Segundo a Direcção Geral do Património e
Cultura (DGPC), “desde o início da intervenção arqueológica foi possível
constatar que o subsolo estava repleto de informação arqueológica relacionada
com o passado medieval da cidade, revelando a existência de uma necrópole de
ritual funerário islâmico, cortada por enormes silos, possivelmente associáveis
às designadas ‘covas de pão’ implementadas no reinado de D. Dinis”. “Também o
edifício actual revelou a incorporação estrutural de partes substanciais do
anterior edifício de época moderna destruído com o terramoto de 1755”, informa
a DGPC, em depoimento escrito a O Corvo.
Carlos Moura e João Ferreira, vereadores do
PCP, entregaram, no passado dia 21 de Setembro, tal como o Corvo noticiou, um
requerimento ao presidente da CML, Fernando Medina, a questionar se a aprovação
e deferimento da operação urbanística no Palácio de Santa Helena deveria ter
sido deliberada ou não pela Câmara de Lisboa, uma vez que se trata de uma
intervenção com impacto urbanístico relevante. A resposta chegou no dia 19 de
outubro, na qual se pode ler que o vereador do Urbanismo, Manuel Salgado, “tem competência
para decidir sobre pedidos de informação prévia e sobre a aprovação dos
projectos de arquitectura relativos a operações de edificação quando, nos
termos do artigo 6º do RMUEL, a operação urbanística seja considerada de
impacto relevante”.
Paulo Ferrero enviou, também, recentemente, um
email à Provedora de Justiça, questionando-a porque não foi feita uma discussão
pública, obrigatória por lei em obras de grande impacto como loteamentos ou
outros, e que não se verificou neste caso, para avaliar a pertinência da
construção de obras de grande impacto. “Provavelmente, terei a resposta quando
a obra terminar”, ironiza. “A empreitada viola claramente as regras do Plano
Director Municipal (PDM), revisto em 2012. Se os moradores e a APPA avançarem
mesmo com uma providência cautelar, têm de ter informação muito sólida e um
advogado que realmente comprove o que é o ponto fulcral da ilegalidade da obra,
que é o sistema de vistas”, acrescenta.
Tal como O Corvo noticiou a 23 de Outubro, o
que está por trás da vontade da APPA e dos moradores em impedir a transformação
do imóvel do século XVII num condomínio de luxo é a“descaracterização” do
bairro histórico e a perda de vista dos habitantes sobre Alfama e o Rio Tejo.

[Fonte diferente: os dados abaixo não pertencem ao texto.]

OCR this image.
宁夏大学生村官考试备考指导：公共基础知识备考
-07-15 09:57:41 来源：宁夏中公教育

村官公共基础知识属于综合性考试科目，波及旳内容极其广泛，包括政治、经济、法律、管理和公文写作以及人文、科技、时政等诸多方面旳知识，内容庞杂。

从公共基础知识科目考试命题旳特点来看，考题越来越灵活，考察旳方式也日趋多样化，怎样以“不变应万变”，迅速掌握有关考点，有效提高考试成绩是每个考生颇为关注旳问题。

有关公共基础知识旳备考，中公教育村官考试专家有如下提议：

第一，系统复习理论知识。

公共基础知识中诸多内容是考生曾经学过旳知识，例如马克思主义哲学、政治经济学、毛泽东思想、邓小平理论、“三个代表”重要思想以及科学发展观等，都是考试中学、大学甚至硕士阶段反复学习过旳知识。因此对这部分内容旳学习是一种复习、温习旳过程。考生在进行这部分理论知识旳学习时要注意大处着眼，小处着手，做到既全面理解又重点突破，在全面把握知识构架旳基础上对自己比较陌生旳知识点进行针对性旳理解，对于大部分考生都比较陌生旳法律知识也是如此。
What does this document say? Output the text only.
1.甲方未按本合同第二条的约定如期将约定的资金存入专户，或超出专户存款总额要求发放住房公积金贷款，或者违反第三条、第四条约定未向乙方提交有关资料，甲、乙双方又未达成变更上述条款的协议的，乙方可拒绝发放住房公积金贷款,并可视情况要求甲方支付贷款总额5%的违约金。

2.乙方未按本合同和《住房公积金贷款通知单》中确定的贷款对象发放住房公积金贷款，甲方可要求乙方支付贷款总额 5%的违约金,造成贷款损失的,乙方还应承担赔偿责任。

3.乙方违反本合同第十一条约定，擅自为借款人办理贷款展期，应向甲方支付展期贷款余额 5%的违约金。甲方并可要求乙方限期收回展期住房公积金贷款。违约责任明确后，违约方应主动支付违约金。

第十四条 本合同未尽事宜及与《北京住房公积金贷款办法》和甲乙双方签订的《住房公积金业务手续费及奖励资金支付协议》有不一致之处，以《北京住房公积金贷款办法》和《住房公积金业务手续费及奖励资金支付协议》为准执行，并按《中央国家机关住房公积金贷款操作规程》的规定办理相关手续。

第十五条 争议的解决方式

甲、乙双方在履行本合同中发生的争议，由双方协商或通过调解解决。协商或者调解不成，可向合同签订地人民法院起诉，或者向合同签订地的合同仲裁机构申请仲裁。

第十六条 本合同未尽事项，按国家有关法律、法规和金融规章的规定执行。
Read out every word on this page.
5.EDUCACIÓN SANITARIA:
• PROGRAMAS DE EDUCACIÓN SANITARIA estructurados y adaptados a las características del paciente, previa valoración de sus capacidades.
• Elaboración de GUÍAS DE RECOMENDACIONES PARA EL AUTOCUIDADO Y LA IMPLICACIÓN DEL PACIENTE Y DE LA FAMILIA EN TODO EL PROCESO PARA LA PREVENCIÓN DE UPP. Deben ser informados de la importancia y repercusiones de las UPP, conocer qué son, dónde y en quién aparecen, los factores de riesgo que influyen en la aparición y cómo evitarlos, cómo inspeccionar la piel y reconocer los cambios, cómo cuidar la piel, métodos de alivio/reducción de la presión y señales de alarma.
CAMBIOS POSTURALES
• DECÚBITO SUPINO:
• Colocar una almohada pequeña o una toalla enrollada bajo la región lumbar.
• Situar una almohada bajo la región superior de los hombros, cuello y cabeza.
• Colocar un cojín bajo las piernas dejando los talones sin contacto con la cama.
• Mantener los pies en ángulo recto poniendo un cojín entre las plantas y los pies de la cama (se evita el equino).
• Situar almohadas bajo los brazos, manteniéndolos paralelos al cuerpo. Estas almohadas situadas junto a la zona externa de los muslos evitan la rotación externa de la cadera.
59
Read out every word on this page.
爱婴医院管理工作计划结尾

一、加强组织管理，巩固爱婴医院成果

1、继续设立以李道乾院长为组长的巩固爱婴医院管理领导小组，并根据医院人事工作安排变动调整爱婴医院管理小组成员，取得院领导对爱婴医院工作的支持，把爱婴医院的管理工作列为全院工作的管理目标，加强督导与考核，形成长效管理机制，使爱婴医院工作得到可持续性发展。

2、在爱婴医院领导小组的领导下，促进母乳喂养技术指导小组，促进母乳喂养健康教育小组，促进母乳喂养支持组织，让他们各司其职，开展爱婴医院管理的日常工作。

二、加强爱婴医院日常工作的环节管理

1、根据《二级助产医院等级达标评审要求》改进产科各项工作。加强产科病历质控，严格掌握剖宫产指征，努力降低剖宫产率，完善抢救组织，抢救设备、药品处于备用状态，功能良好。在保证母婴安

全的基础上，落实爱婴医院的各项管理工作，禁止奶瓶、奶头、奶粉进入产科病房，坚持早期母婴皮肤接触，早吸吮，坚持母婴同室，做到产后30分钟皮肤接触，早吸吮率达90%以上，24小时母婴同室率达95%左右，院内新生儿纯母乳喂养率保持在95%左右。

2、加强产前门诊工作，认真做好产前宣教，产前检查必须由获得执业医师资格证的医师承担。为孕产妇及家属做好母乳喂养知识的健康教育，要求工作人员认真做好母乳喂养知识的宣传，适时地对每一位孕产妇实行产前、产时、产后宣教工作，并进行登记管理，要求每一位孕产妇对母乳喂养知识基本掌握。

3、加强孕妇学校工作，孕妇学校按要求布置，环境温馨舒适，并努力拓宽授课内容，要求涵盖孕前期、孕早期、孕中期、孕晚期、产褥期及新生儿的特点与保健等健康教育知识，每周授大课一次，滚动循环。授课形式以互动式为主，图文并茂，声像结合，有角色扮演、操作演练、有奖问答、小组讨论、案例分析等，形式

Carlos Moura colocou, por isso, outra questão ao vereador responsável pelo
pelouro do Urbanismo numa reunião de Câmara de Lisboa. A esta segunda pergunta
recebeu uma resposta verbal. “Não recebemos resposta por escrito do vereador
Manuel Salgado, mas este transmitiu-nos em reunião de câmara que entende que os
moradores não vão ficar sem luz”, explica, em declarações a O Corvo.
A presidente da APPA, Lurdes Pinheiro, diz não
entender a posição do vereador. “Há aqui uma discrepância muito grande na forma
de tratamento das pessoas. Eu não tenho autorização para abrir uma janela mas
os moradores dos novos apartamentos de luxo terão. Os critérios não são iguais.
Esta obra não respeita os conceitos mínimos de estética”, acusa. “O que importa
nesta cidade é o dinheiro. Não temos acesso ao projecto todo, que só teríamos
acesso com reunião de câmara, que nos foi negada. Mesmo assim, não vamos
desistir, e vamos reunir os elementos necessários para impedir que a obra
continue”, garante a O Corvo.
A decisão da Stone Capital, imobiliária
responsável pela empreitada, de derrubar um muro do prédio contíguo ao portão
do Palácio de Santa Helena, sem consultar os moradores, foi a “gota de água”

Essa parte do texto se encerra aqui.